Elle n'attendit pas que la reine reconnaissante l'eût remerciée pour achever de lui faire tout le plaisir qui dépendait d'elle. Elle lui donna un petit chariot traîné par deux serins blancs, qui parlaient et qui sifflaient à merveille; elle lui dit de descendre la montagne, de jeter ses souliers de fer contre deux géants armés de massues qui gardaient la fontaine, qu'ils tomberaient sans aucun sentiment: qu'elle donnât sa cruche aux petits serins, qu'ils trouveraient bien le moyen de l'emplir de l'Eau de Discrétion; qu'aussitôt qu'elle en aurait, elle s'en frottât le visage, et qu'elle deviendrait la plus belle personne du monde; qu'elle lui conseillait encore de ne point rester à la fontaine, de ne pas remonter sur la montagne; mais de s'arrêter dans un petit bois très agréable, qu'elle trouverait sur son chemin; qu'elle pouvait y passer trois ans, que Magotine croirait toujours qu'elle serait occupée à puiser de l'eau dans sa cruche, ou que les autres périls du voyage l'auraient fait mourir.
La reine embrassa les genoux de la fée Protectrice, elle la remercia cent fois des faveurs particulières qu'elle en recevait: « Mais, ajouta-t-elle, madame, les heureux succès que je dois avoir, ni la beauté que vous me promettez, ne sauraient me toucher de joie jusqu'à ce que Serpentin soit déserpentiné. - C'est ce qui arrivera, après que vous aurez été trois ans au bois de la montagne, lui dit la fée, et qu'à votre retour vous aurez donné l'eau dans la cruche percée, et le trèfle à Magotine.»

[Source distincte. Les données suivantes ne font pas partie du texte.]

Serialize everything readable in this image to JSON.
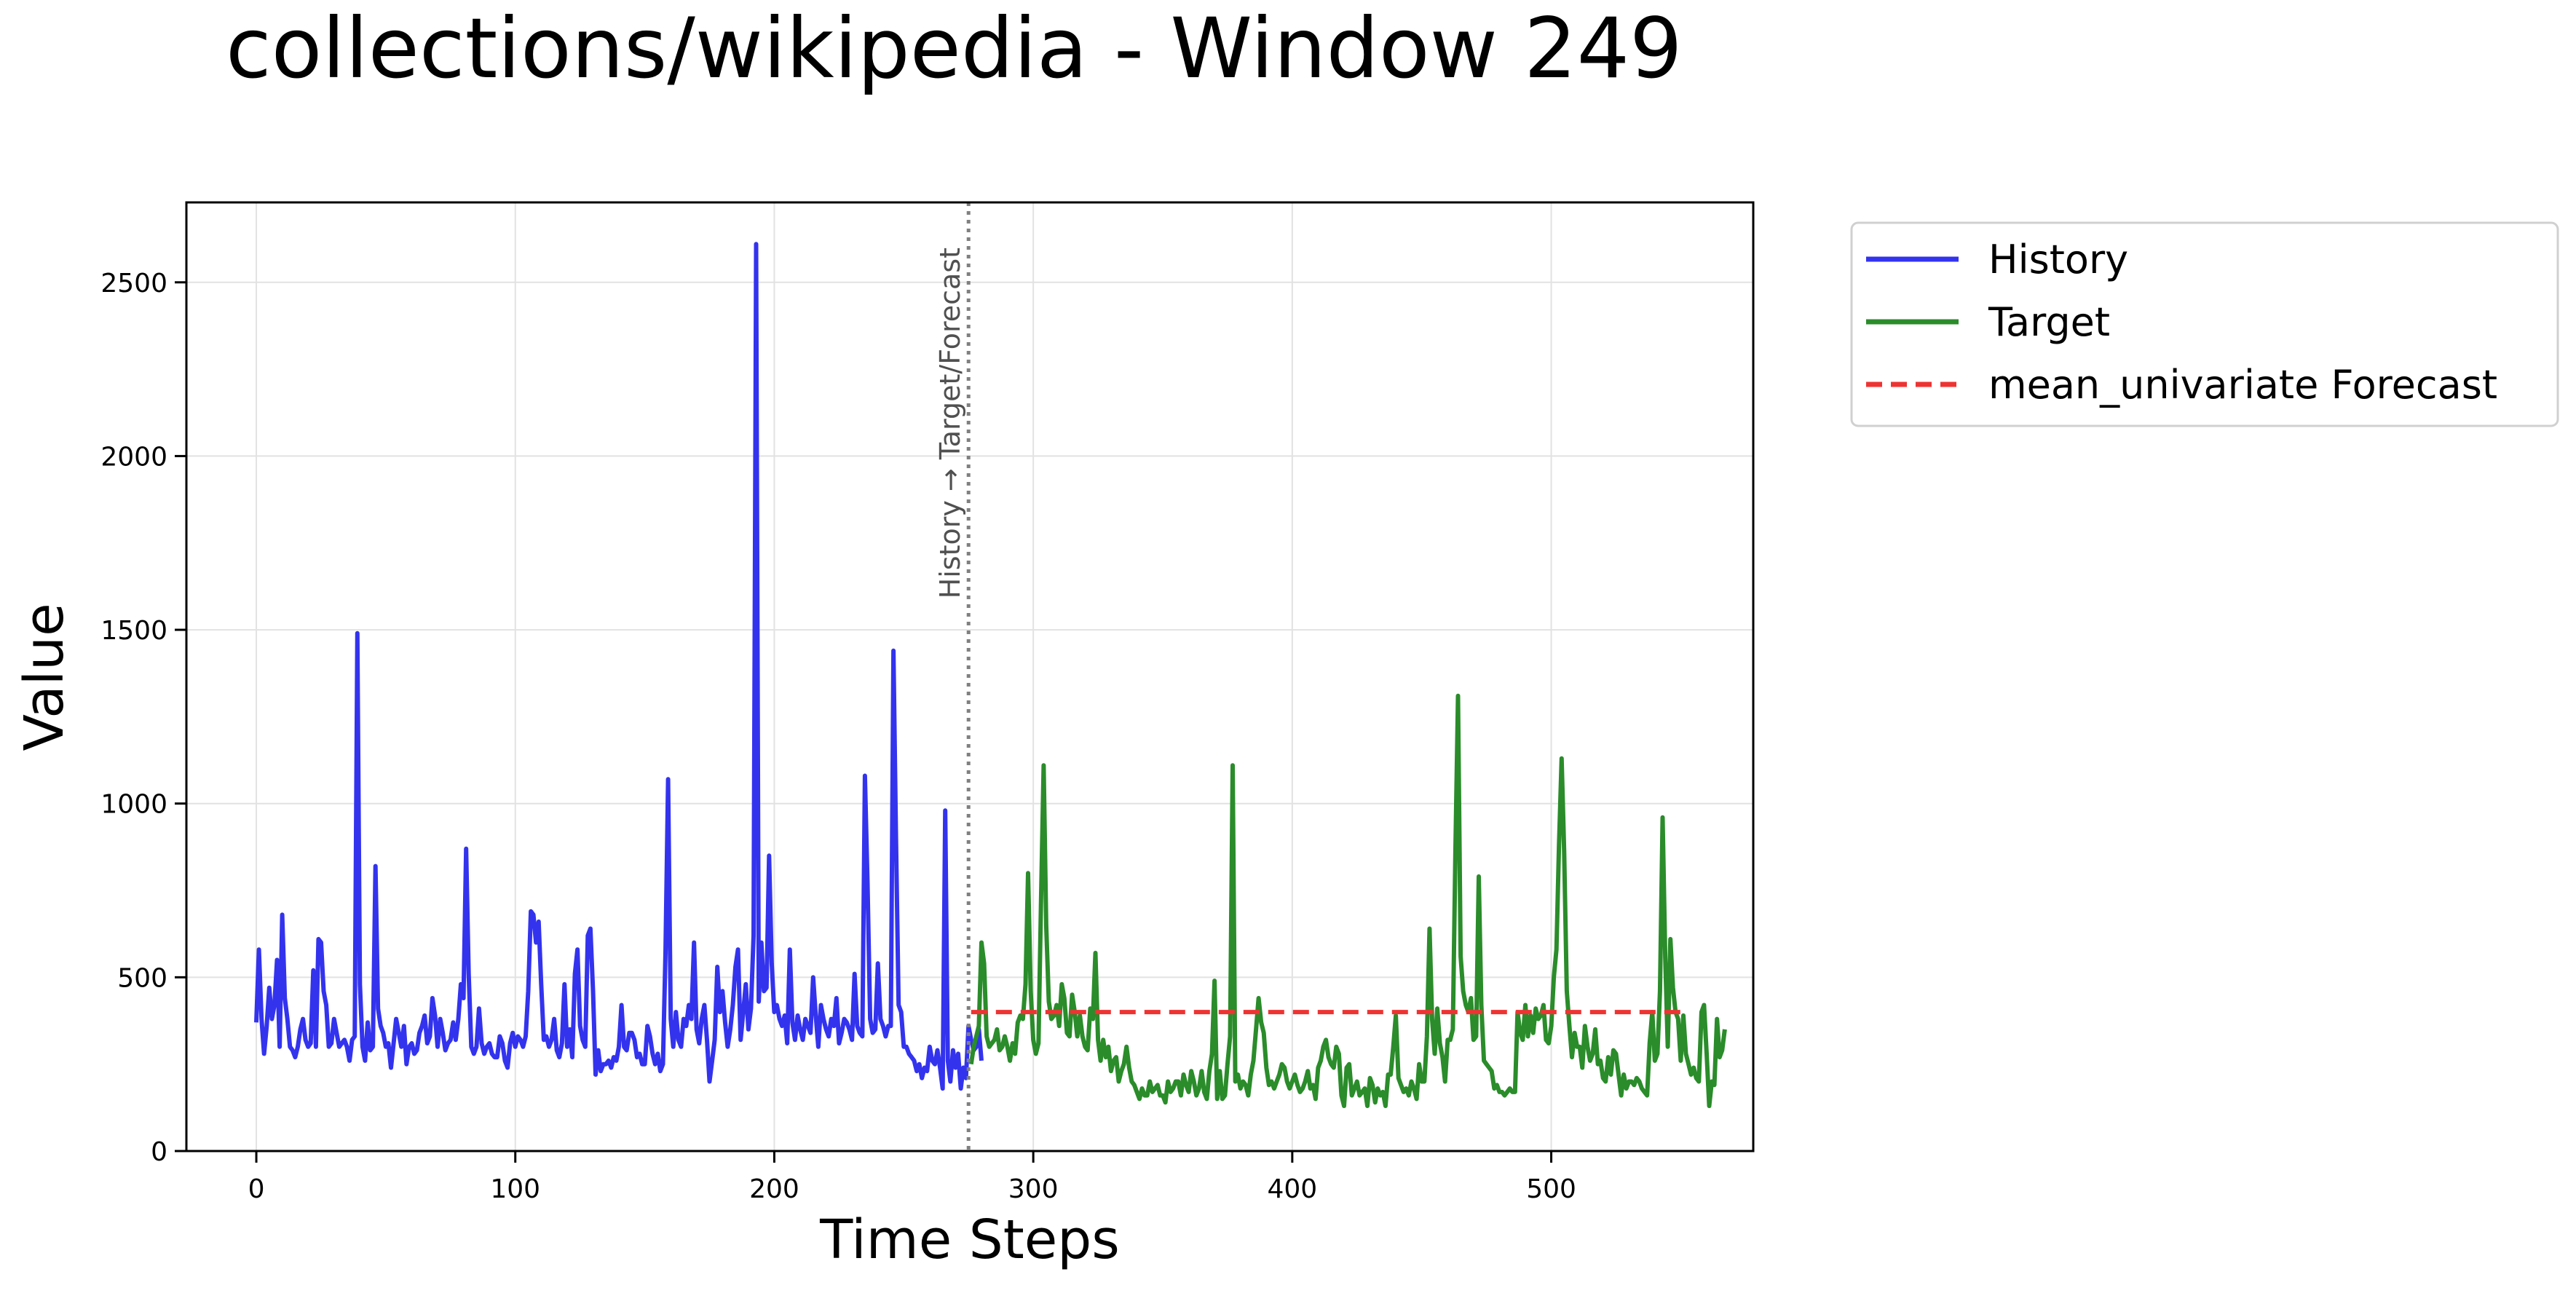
{
  "chart_data": {
    "type": "line",
    "title": "collections/wikipedia - Window 249",
    "xlabel": "Time Steps",
    "ylabel": "Value",
    "xlim": [
      -27,
      578
    ],
    "ylim": [
      0,
      2730
    ],
    "xticks": [
      0,
      100,
      200,
      300,
      400,
      500
    ],
    "yticks": [
      0,
      500,
      1000,
      1500,
      2000,
      2500
    ],
    "grid": true,
    "legend_position": "outside-top-right",
    "split": {
      "x": 275,
      "label": "History → Target/Forecast"
    },
    "series": [
      {
        "name": "History",
        "color": "#3333ee",
        "style": "solid",
        "x_start": 0,
        "values": [
          370,
          580,
          380,
          280,
          360,
          470,
          380,
          420,
          550,
          300,
          680,
          440,
          380,
          300,
          290,
          270,
          300,
          350,
          380,
          320,
          300,
          310,
          520,
          300,
          610,
          600,
          460,
          420,
          300,
          310,
          380,
          340,
          300,
          310,
          320,
          300,
          260,
          320,
          330,
          1490,
          480,
          300,
          260,
          370,
          290,
          300,
          820,
          410,
          360,
          340,
          300,
          310,
          240,
          310,
          380,
          340,
          300,
          360,
          250,
          300,
          310,
          280,
          290,
          340,
          360,
          390,
          310,
          330,
          440,
          390,
          300,
          380,
          340,
          290,
          310,
          320,
          370,
          320,
          380,
          480,
          440,
          870,
          510,
          300,
          280,
          300,
          410,
          310,
          280,
          300,
          310,
          280,
          270,
          270,
          330,
          310,
          260,
          240,
          310,
          340,
          300,
          330,
          320,
          300,
          330,
          460,
          690,
          680,
          600,
          660,
          480,
          320,
          330,
          300,
          320,
          380,
          290,
          270,
          310,
          480,
          300,
          350,
          270,
          510,
          580,
          360,
          320,
          300,
          620,
          640,
          460,
          220,
          290,
          230,
          250,
          250,
          260,
          240,
          270,
          260,
          300,
          420,
          300,
          290,
          340,
          340,
          320,
          270,
          280,
          250,
          250,
          360,
          330,
          280,
          250,
          280,
          230,
          250,
          570,
          1070,
          380,
          300,
          400,
          320,
          300,
          380,
          360,
          420,
          380,
          600,
          350,
          310,
          380,
          420,
          320,
          200,
          260,
          320,
          530,
          400,
          460,
          370,
          300,
          350,
          420,
          530,
          580,
          320,
          400,
          480,
          350,
          410,
          620,
          2610,
          430,
          600,
          460,
          470,
          850,
          540,
          400,
          420,
          380,
          360,
          390,
          310,
          580,
          370,
          320,
          390,
          350,
          320,
          380,
          360,
          340,
          500,
          390,
          300,
          420,
          380,
          350,
          330,
          380,
          360,
          440,
          310,
          340,
          380,
          370,
          350,
          320,
          510,
          360,
          340,
          330,
          1080,
          770,
          380,
          340,
          350,
          540,
          380,
          360,
          330,
          360,
          360,
          1440,
          900,
          420,
          400,
          300,
          300,
          280,
          270,
          260,
          230,
          250,
          210,
          240,
          230,
          300,
          260,
          250,
          290,
          240,
          180,
          980,
          260,
          200,
          290,
          240,
          280,
          180,
          240,
          210,
          360,
          320,
          290,
          300,
          350,
          260
        ]
      },
      {
        "name": "Target",
        "color": "#2a8c2a",
        "style": "solid",
        "x_start": 276,
        "values": [
          250,
          300,
          330,
          360,
          600,
          540,
          330,
          300,
          310,
          320,
          350,
          290,
          300,
          330,
          300,
          260,
          310,
          280,
          370,
          390,
          380,
          480,
          800,
          460,
          320,
          280,
          310,
          720,
          1110,
          650,
          430,
          380,
          390,
          420,
          360,
          480,
          440,
          340,
          330,
          450,
          400,
          330,
          390,
          330,
          300,
          290,
          410,
          380,
          570,
          320,
          260,
          320,
          270,
          300,
          230,
          260,
          270,
          200,
          230,
          250,
          300,
          240,
          200,
          190,
          170,
          150,
          180,
          160,
          160,
          200,
          170,
          180,
          190,
          160,
          160,
          140,
          200,
          170,
          180,
          200,
          200,
          160,
          220,
          190,
          170,
          230,
          200,
          160,
          180,
          230,
          170,
          150,
          230,
          280,
          490,
          150,
          230,
          150,
          160,
          250,
          330,
          1110,
          200,
          220,
          180,
          200,
          190,
          160,
          220,
          260,
          350,
          440,
          370,
          340,
          240,
          190,
          200,
          180,
          200,
          220,
          250,
          240,
          200,
          180,
          200,
          220,
          190,
          170,
          180,
          200,
          230,
          180,
          190,
          150,
          240,
          260,
          300,
          320,
          270,
          250,
          240,
          300,
          280,
          160,
          130,
          240,
          250,
          160,
          180,
          200,
          160,
          170,
          180,
          130,
          210,
          190,
          140,
          180,
          160,
          170,
          130,
          220,
          220,
          300,
          390,
          210,
          190,
          170,
          180,
          160,
          200,
          180,
          150,
          250,
          200,
          200,
          330,
          640,
          380,
          280,
          410,
          310,
          270,
          200,
          320,
          320,
          350,
          860,
          1310,
          560,
          460,
          420,
          400,
          440,
          320,
          330,
          790,
          420,
          260,
          250,
          240,
          230,
          180,
          190,
          170,
          170,
          160,
          170,
          180,
          170,
          170,
          400,
          340,
          320,
          420,
          330,
          390,
          340,
          410,
          380,
          390,
          420,
          320,
          310,
          360,
          500,
          580,
          880,
          1130,
          860,
          460,
          360,
          270,
          340,
          300,
          300,
          240,
          360,
          300,
          260,
          280,
          350,
          250,
          260,
          210,
          200,
          270,
          220,
          290,
          280,
          220,
          160,
          220,
          180,
          200,
          200,
          190,
          210,
          200,
          180,
          170,
          160,
          310,
          400,
          260,
          280,
          460,
          960,
          560,
          300,
          610,
          470,
          400,
          380,
          260,
          390,
          280,
          250,
          220,
          240,
          210,
          200,
          400,
          420,
          280,
          130,
          200,
          190,
          380,
          270,
          290,
          350
        ]
      },
      {
        "name": "mean_univariate Forecast",
        "color": "#ee3333",
        "style": "dashed",
        "x": [
          276,
          550
        ],
        "values": [
          400,
          400
        ]
      }
    ]
  }
}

La reine promit à la fée Protectrice de ne manquer à rien de tout ce qu'elle lui prescrivait. «Cependant, madame, ajouta-t-elle, serai-je trois ans sans entendre parler du roi Serpentin? - Vous mériteriez d'être tout le temps de votre vie privée de ses nouvelles, répondit la fée; car se peut-il rien de plus terrible que de réduire comme vous avez fait ce pauvre roi à recommencer sa pénitence?» La reine ne répondit rien, les larmes qui coulaient de ses yeux et son silence marquaient assez la douleur qu'elle ressentait. Elle monta dans le petit chariot, les serins de Canaries firent leur devoir et la conduisirent au fond de la vallée, où les géants gardaient la Fontaine de Discrétion. Elle prit promptement ses souliers de fer qu'elle leur jeta à la tête; dès qu'ils en furent touchés, ils tombèrent comme des colosses sans vie: les serins prirent la cruche percée, et la raccommodèrent avec une adresse si surprenante qu'il ne paraissait pas qu'elle eût jamais été cassée; le nom que cette eau portait lui donna envie d'en boire: « Elle me rendra, dit-elle, plus prudente, et plus discrète que par le passé: hélas ! si j'avais eu ces qualités, je serais encore dans le royaume de Pagodie.» Après qu'elle eut bu un long trait, elle se lava le visage, et devint si belle, si belle, qu'on l'aurait plutôt prise pour une déesse, que pour une personne mortelle.